L’atout des mini lémuriens pour devenir des cobayes
Une équipe internationale a pratiqué la dissection de quatre microcèbes mignons et établi un atlas de leurs cellules. Certaines ressemblances avec les cellules humaines seraient utiles pour la recherche biomédicale.

Ils pèsent à peine 50 grammes et font partie des plus petits primates. Mais ce ne sont pas leurs yeux gros comme deux billes, leurs grandes oreilles ni leur queue caractéristique qui ont amené une équipe de chercheurs internationaux à s’intéresser au génome des microcèbes mignons (Microcebus murinus). Historiquement plus proches de l’humain dans le développement des espèces, ils sont étudiés pour leur potentiel de modèle de laboratoire.
Avec l’examen de 27 organes comme le foie, le système auditif, le sang ou encore le cœur, issus de quatre individus euthanasiés car porteurs de maladies incurables, les chercheurs ont répertorié 226 000 cellules dans un atlas, publié dans Nature le 30 juillet. Pour ce faire, ils ont utilisé le séquençage ARN unicellulaire. La cellule est isolée pour extraire son bagage génétique, et identifier les gènes qu’elle exprime grâce à l’ARN, lui-même transcrit depuis l’ADN, qui leur attribue une fonction unique : pulmonaire, cardiaque, immunitaire…
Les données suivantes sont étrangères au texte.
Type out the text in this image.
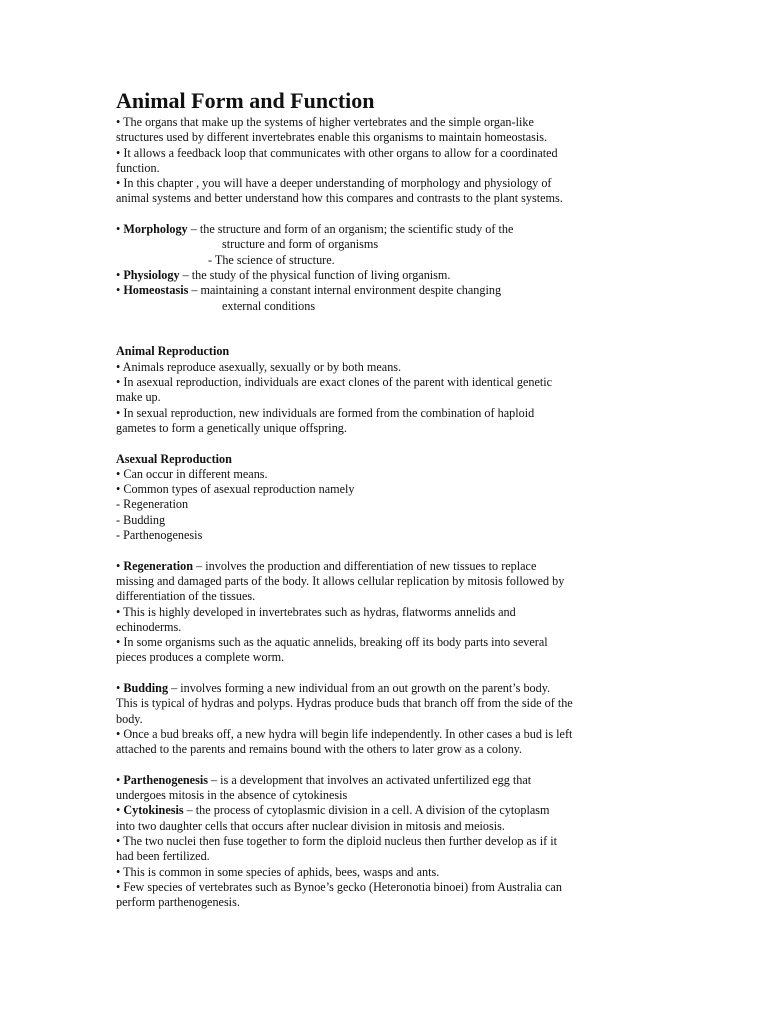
Animal Form and Function
• The organs that make up the systems of higher vertebrates and the simple organ-like
structures used by different invertebrates enable this organisms to maintain homeostasis.
• It allows a feedback loop that communicates with other organs to allow for a coordinated
function.
• In this chapter , you will have a deeper understanding of morphology and physiology of
animal systems and better understand how this compares and contrasts to the plant systems.
• Morphology – the structure and form of an organism; the scientific study of the
structure and form of organisms
- The science of structure.
• Physiology – the study of the physical function of living organism.
• Homeostasis – maintaining a constant internal environment despite changing
external conditions
Animal Reproduction
• Animals reproduce asexually, sexually or by both means.
• In asexual reproduction, individuals are exact clones of the parent with identical genetic
make up.
• In sexual reproduction, new individuals are formed from the combination of haploid
gametes to form a genetically unique offspring.
Asexual Reproduction
• Can occur in different means.
• Common types of asexual reproduction namely
- Regeneration
- Budding
- Parthenogenesis
• Regeneration – involves the production and differentiation of new tissues to replace
missing and damaged parts of the body. It allows cellular replication by mitosis followed by
differentiation of the tissues.
• This is highly developed in invertebrates such as hydras, flatworms annelids and
echinoderms.
• In some organisms such as the aquatic annelids, breaking off its body parts into several
pieces produces a complete worm.
• Budding – involves forming a new individual from an out growth on the parent’s body.
This is typical of hydras and polyps. Hydras produce buds that branch off from the side of the
body.
• Once a bud breaks off, a new hydra will begin life independently. In other cases a bud is left
attached to the parents and remains bound with the others to later grow as a colony.
• Parthenogenesis – is a development that involves an activated unfertilized egg that
undergoes mitosis in the absence of cytokinesis
• Cytokinesis – the process of cytoplasmic division in a cell. A division of the cytoplasm
into two daughter cells that occurs after nuclear division in mitosis and meiosis.
• The two nuclei then fuse together to form the diploid nucleus then further develop as if it
had been fertilized.
• This is common in some species of aphids, bees, wasps and ants.
• Few species of vertebrates such as Bynoe’s gecko (Heteronotia binoei) from Australia can
perform parthenogenesis.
Après l’identification des types de cellules de ces petits lémuriens de Madagascar, l’enjeu est de savoir lesquels sont communs avec d’autres espèces. Les chercheurs ont comparé les ARN avec celui de cellules d’humains, de souris et de macaques. Ils ont comparé plus de 60 types de cellules et ont trouvé des mécanismes communs à l’humain et au lémurien qui diffèrent parfois chez la souris : « A l’avenir, nous espérons pouvoir comparer tous les types de cellules de l’organisme chez un grand nombre d’espèces, mais pour l’instant, la majorité ne dispose pas d’ensembles de données similaires de grande qualité », relève Camille Ezran, chercheuse au Département de biochimie de l’université Stanford et première autrice de l’étude.
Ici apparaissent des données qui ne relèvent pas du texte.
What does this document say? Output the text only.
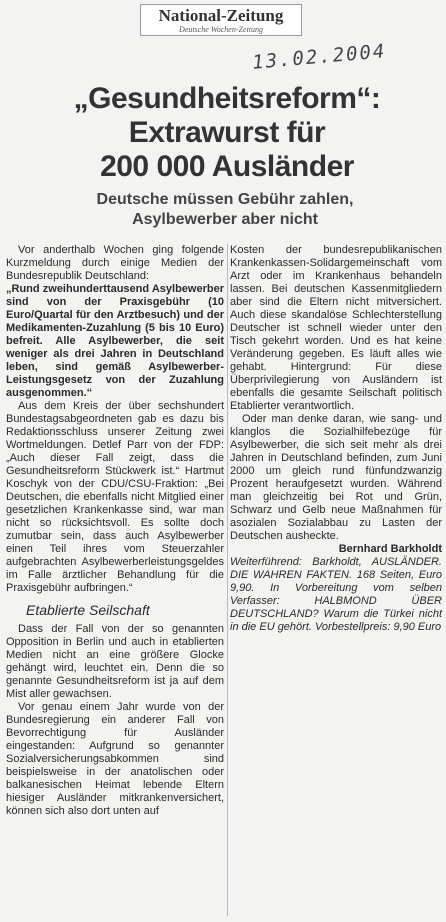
National-Zeitung
Deutsche Wochen-Zeitung
13.02.2004
„Gesundheitsreform“:
Extrawurst für
200 000 Ausländer
Deutsche müssen Gebühr zahlen,
Asylbewerber aber nicht

Vor anderthalb Wochen ging folgende Kurzmeldung durch einige Medien der Bundesrepublik Deutschland:

„Rund zweihunderttausend Asylbewerber sind von der Praxisgebühr (10 Euro/Quartal für den Arztbesuch) und der Medikamenten-Zuzahlung (5 bis 10 Euro) befreit. Alle Asylbewerber, die seit weniger als drei Jahren in Deutschland leben, sind gemäß Asylbewerber-Leistungsgesetz von der Zuzahlung ausgenommen.“

Aus dem Kreis der über sechshundert Bundestagsabgeordneten gab es dazu bis Redaktionsschluss unserer Zeitung zwei Wortmeldungen. Detlef Parr von der FDP: „Auch dieser Fall zeigt, dass die Gesundheitsreform Stückwerk ist.“ Hartmut Koschyk von der CDU/CSU-Fraktion: „Bei Deutschen, die ebenfalls nicht Mitglied einer gesetzlichen Krankenkasse sind, war man nicht so rücksichtsvoll. Es sollte doch zumutbar sein, dass auch Asylbewerber einen Teil ihres vom Steuerzahler aufgebrachten Asylbewerberleistungsgeldes im Falle ärztlicher Behandlung für die Praxisgebühr aufbringen.“

Etablierte Seilschaft

Dass der Fall von der so genannten Opposition in Berlin und auch in etablierten Medien nicht an eine größere Glocke gehängt wird, leuchtet ein. Denn die so genannte Gesundheitsreform ist ja auf dem Mist aller gewachsen.

Vor genau einem Jahr wurde von der Bundesregierung ein anderer Fall von Bevorrechtigung für Ausländer eingestanden: Aufgrund so genannter Sozialversicherungsabkommen sind beispielsweise in der anatolischen oder balkanesischen Heimat lebende Eltern hiesiger Ausländer mitkrankenversichert, können sich also dort unten auf

Kosten der bundesrepublikanischen Krankenkassen-Solidargemeinschaft vom Arzt oder im Krankenhaus behandeln lassen. Bei deutschen Kassenmitgliedern aber sind die Eltern nicht mitversichert. Auch diese skandalöse Schlechterstellung Deutscher ist schnell wieder unter den Tisch gekehrt worden. Und es hat keine Veränderung gegeben. Es läuft alles wie gehabt. Hintergrund: Für diese Überprivilegierung von Ausländern ist ebenfalls die gesamte Seilschaft politisch Etablierter verantwortlich.

Oder man denke daran, wie sang- und klanglos die Sozialhilfebezüge für Asylbewerber, die sich seit mehr als drei Jahren in Deutschland befinden, zum Juni 2000 um gleich rund fünfundzwanzig Prozent heraufgesetzt wurden. Während man gleichzeitig bei Rot und Grün, Schwarz und Gelb neue Maßnahmen für asozialen Sozialabbau zu Lasten der Deutschen ausheckte.

Bernhard Barkholdt

Weiterführend: Barkholdt, AUSLÄNDER. DIE WAHREN FAKTEN. 168 Seiten, Euro 9,90. In Vorbereitung vom selben Verfasser: HALBMOND ÜBER DEUTSCHLAND? Warum die Türkei nicht in die EU gehört. Vorbestellpreis: 9,90 Euro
Rechercher de meilleurs modèles
Ces similitudes intéressent la recherche médicale, qui étudie des animaux au fonctionnement semblable au corps humain, pour mieux comprendre ce dernier. Jusqu’ici, les souris restent les modèles privilégiés des laboratoires. Bien qu’assez éloignées des humains, elles conservent cependant de nombreux gènes en commun. En outre, leur cycle de reproduction rapide permet de faire des recherches sur des vies complètes ou sur plusieurs générations en quelques années. Alors, pourquoi rechercher d’autres animaux modèles ? « Pour identifier certains gènes potentiellement intéressants qui ne sont pas exprimés chez la souris de la même manière que chez l’homme, et pour lesquels le lémurien pourrait être un meilleur modèle », détaille Camille Ezran.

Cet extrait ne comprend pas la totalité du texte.